6. Mme A… ne peut utilement se prévaloir de ces dispositions du code de l’entrée et du séjour des étrangers et du droit d’asile, qui sont relatives à l’admission exceptionnelle au séjour, pour demander l’annulation d’une mesure d’éloignement. En tout état de cause, compte tenu des éléments indiqués au point 4 ci-dessus, Mme A… ne justifie d’aucune considération humanitaire ou motif exceptionnel, au sens des dispositions précitées, que ce soit au titre de la vie privée et familiale ou en raison d’une activité professionnelle. Ainsi, elle n’est pas fondée à s’en prévaloir. Pour les mêmes motifs, la décision portant obligation de quitter le territoire français sans délai n’est pas entachée d’une erreur manifeste d’appréciation de ses conséquences sur la situation personnelle de Mme A….
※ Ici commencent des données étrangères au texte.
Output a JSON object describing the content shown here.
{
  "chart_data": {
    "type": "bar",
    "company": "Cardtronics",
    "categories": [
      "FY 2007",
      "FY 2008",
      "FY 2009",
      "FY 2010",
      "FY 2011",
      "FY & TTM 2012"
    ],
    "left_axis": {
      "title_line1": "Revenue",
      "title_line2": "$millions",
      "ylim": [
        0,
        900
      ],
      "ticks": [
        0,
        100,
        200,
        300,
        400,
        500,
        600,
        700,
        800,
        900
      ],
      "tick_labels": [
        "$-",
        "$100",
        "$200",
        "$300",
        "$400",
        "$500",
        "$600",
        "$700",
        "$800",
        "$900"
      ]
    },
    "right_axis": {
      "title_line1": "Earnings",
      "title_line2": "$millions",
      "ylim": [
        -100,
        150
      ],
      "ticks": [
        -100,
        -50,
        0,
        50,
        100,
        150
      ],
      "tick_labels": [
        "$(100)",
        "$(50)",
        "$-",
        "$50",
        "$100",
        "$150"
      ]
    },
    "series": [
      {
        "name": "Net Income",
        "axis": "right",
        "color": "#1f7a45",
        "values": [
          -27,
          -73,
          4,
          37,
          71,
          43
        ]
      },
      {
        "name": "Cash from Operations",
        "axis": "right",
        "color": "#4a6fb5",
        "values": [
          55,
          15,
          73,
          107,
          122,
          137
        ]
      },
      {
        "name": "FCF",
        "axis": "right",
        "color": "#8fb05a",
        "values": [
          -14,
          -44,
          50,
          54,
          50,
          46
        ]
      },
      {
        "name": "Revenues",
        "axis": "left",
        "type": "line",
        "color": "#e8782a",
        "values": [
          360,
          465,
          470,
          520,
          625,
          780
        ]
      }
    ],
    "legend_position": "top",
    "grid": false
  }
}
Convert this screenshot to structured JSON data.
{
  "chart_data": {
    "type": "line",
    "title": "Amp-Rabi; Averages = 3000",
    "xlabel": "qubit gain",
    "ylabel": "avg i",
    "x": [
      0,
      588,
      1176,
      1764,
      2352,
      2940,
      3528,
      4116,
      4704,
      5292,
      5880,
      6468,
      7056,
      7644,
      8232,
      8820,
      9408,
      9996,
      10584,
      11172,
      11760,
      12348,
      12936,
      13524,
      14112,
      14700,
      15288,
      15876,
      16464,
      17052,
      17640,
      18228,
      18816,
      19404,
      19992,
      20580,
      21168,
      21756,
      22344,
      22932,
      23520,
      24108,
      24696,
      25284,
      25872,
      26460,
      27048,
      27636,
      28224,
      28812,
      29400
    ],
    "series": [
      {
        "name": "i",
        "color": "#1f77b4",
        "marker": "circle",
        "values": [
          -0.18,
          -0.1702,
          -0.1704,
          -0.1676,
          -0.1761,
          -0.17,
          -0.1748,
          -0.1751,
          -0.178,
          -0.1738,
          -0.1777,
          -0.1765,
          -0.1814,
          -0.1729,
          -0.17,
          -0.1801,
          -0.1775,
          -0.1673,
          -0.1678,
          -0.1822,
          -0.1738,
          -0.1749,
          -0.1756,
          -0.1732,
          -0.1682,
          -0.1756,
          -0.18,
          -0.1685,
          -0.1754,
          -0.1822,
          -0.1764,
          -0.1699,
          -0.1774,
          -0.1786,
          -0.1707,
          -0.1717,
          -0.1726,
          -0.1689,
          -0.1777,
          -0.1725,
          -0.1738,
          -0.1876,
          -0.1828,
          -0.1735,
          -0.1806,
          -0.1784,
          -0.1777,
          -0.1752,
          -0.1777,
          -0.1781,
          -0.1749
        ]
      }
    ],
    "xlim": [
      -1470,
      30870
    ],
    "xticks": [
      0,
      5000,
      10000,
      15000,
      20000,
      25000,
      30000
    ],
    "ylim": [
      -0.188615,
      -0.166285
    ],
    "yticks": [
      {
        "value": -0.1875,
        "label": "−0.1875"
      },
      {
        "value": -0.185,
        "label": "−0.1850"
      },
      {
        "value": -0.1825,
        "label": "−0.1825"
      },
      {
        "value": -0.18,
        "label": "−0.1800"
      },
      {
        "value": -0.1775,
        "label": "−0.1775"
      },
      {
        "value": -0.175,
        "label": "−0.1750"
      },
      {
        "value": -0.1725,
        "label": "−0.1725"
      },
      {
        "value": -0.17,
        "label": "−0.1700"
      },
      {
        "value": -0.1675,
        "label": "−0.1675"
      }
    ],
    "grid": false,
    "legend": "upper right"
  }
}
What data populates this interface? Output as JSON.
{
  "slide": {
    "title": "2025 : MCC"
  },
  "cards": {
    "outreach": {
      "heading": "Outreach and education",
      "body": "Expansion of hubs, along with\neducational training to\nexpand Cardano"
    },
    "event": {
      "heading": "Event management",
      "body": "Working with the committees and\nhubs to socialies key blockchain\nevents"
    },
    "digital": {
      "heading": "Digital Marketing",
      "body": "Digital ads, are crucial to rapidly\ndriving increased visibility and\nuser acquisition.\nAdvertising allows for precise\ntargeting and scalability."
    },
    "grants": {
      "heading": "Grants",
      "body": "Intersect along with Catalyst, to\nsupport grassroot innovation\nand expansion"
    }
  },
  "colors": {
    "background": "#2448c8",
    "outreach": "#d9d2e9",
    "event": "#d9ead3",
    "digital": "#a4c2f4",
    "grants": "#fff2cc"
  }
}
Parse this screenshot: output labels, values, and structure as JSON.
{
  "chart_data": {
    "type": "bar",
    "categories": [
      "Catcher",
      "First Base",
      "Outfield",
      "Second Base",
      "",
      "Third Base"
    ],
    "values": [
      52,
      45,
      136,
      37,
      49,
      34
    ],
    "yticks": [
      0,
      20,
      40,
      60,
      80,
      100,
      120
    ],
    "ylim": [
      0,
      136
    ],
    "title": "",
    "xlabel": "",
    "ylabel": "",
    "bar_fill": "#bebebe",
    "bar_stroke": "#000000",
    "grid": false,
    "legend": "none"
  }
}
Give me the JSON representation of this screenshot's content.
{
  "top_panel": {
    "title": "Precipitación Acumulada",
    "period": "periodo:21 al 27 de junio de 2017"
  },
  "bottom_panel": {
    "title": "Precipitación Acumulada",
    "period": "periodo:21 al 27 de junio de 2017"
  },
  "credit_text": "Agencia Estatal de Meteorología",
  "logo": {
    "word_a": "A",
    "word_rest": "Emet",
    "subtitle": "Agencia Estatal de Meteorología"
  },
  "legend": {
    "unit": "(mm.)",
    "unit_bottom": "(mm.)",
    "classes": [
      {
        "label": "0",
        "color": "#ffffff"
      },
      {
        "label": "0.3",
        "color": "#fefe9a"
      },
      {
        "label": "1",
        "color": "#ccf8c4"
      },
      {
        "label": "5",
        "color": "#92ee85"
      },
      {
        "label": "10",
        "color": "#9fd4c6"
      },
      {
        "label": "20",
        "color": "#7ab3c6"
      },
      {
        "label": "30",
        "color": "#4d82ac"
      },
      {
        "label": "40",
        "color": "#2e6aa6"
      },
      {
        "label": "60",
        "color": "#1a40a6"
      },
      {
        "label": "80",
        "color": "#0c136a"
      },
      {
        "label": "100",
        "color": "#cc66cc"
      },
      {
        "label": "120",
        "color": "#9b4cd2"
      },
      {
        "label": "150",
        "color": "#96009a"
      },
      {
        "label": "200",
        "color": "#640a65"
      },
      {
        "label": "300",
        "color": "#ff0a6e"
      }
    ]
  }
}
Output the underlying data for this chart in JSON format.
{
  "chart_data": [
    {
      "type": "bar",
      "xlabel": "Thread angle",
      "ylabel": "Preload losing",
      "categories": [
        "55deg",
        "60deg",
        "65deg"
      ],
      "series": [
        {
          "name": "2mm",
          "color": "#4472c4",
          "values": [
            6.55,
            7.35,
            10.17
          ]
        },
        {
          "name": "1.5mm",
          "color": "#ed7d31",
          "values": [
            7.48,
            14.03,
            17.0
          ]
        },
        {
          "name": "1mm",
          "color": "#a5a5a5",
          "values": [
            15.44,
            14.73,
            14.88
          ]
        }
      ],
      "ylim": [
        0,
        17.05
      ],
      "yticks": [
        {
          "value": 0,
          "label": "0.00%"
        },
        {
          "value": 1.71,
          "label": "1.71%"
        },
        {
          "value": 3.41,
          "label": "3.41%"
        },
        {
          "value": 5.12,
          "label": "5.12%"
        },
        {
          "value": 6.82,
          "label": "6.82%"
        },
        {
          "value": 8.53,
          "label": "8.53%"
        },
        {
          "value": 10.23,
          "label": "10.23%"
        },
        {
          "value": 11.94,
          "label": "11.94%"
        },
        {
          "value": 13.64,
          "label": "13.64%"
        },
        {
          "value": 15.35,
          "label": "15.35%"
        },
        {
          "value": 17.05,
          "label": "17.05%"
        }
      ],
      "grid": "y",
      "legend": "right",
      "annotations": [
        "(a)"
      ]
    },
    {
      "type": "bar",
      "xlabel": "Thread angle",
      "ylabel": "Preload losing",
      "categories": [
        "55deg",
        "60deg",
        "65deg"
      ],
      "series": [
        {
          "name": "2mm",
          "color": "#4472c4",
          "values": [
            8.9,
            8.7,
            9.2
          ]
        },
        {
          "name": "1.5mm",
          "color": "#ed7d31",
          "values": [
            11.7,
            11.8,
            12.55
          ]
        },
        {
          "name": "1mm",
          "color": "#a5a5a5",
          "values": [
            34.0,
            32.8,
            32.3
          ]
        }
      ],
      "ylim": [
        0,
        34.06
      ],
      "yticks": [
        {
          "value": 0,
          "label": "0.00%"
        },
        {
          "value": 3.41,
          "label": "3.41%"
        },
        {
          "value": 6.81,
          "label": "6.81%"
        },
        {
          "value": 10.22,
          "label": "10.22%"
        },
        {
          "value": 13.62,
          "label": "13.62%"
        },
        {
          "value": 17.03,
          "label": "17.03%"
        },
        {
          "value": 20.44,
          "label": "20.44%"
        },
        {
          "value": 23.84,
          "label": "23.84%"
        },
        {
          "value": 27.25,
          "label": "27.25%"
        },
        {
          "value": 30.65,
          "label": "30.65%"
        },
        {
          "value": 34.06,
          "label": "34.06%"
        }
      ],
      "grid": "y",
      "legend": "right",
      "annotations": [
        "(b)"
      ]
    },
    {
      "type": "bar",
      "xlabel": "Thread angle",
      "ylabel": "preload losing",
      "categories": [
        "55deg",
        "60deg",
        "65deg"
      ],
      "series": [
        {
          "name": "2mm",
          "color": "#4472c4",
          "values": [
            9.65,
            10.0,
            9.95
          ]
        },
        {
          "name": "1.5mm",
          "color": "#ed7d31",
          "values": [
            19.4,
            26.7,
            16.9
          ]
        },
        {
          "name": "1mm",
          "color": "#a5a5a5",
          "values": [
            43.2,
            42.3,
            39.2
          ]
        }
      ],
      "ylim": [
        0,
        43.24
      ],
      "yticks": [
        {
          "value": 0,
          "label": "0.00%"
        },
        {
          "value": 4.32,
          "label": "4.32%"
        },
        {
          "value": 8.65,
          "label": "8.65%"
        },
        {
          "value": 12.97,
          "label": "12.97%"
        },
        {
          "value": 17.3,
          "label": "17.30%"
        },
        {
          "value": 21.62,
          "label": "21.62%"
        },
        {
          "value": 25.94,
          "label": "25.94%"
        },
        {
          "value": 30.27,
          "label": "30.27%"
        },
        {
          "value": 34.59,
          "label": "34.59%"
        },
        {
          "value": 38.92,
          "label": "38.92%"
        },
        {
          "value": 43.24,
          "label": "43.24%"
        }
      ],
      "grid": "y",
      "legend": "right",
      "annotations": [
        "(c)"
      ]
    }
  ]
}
7. En dernier lieu, Mme A… reprend en appel, sans apporter d’éléments nouveaux ou de critiques utiles du jugement attaqué, le moyen tiré de la disproportion de la mesure d’assignation à résidence prise à son encontre. Il y a lieu d’écarter ce moyen par adoption des motifs retenus au point 16 du jugement attaqué. Pour les mêmes raisons, cette décision n’est pas non plus entachée d’une erreur manifeste d’appréciation de ses conséquences sur la situation personnelle de Mme A….
8. Il résulte de tout ce qui précède que la requête d’appel de Mme A… est manifestement dépourvue de fondement et doit être rejetée par application des dispositions précédemment citées du dernier alinéa de l’article R. 222-1 du code de justice administrative. Les conclusions à fin d’injonction et celles présentées au titre de l’article L. 761-1 du code de justice administrative doivent également être rejetées en application des dispositions de l’article R. 222-1 du même code.
O R D O N N E :
Article 1er : La requête de Mme A… est rejetée.
Article 2 : La présente ordonnance sera notifiée à Mme C… A… et au ministre de l’intérieur et des outre-mer.
Copie en sera adressée à la préfète de l’Aveyron.
Fait à Toulouse, le 24 mai 2023.
Le président de la 1ère chambre,
A. Barthez
La République mande et ordonne au ministre de l’intérieur et des outre-mer en ce qui le concerne ou à tous commissaires de justice à ce requis en ce qui concerne les voies de droit commun contre les parties privées, de pourvoir à l’exécution de la présente ordonnance.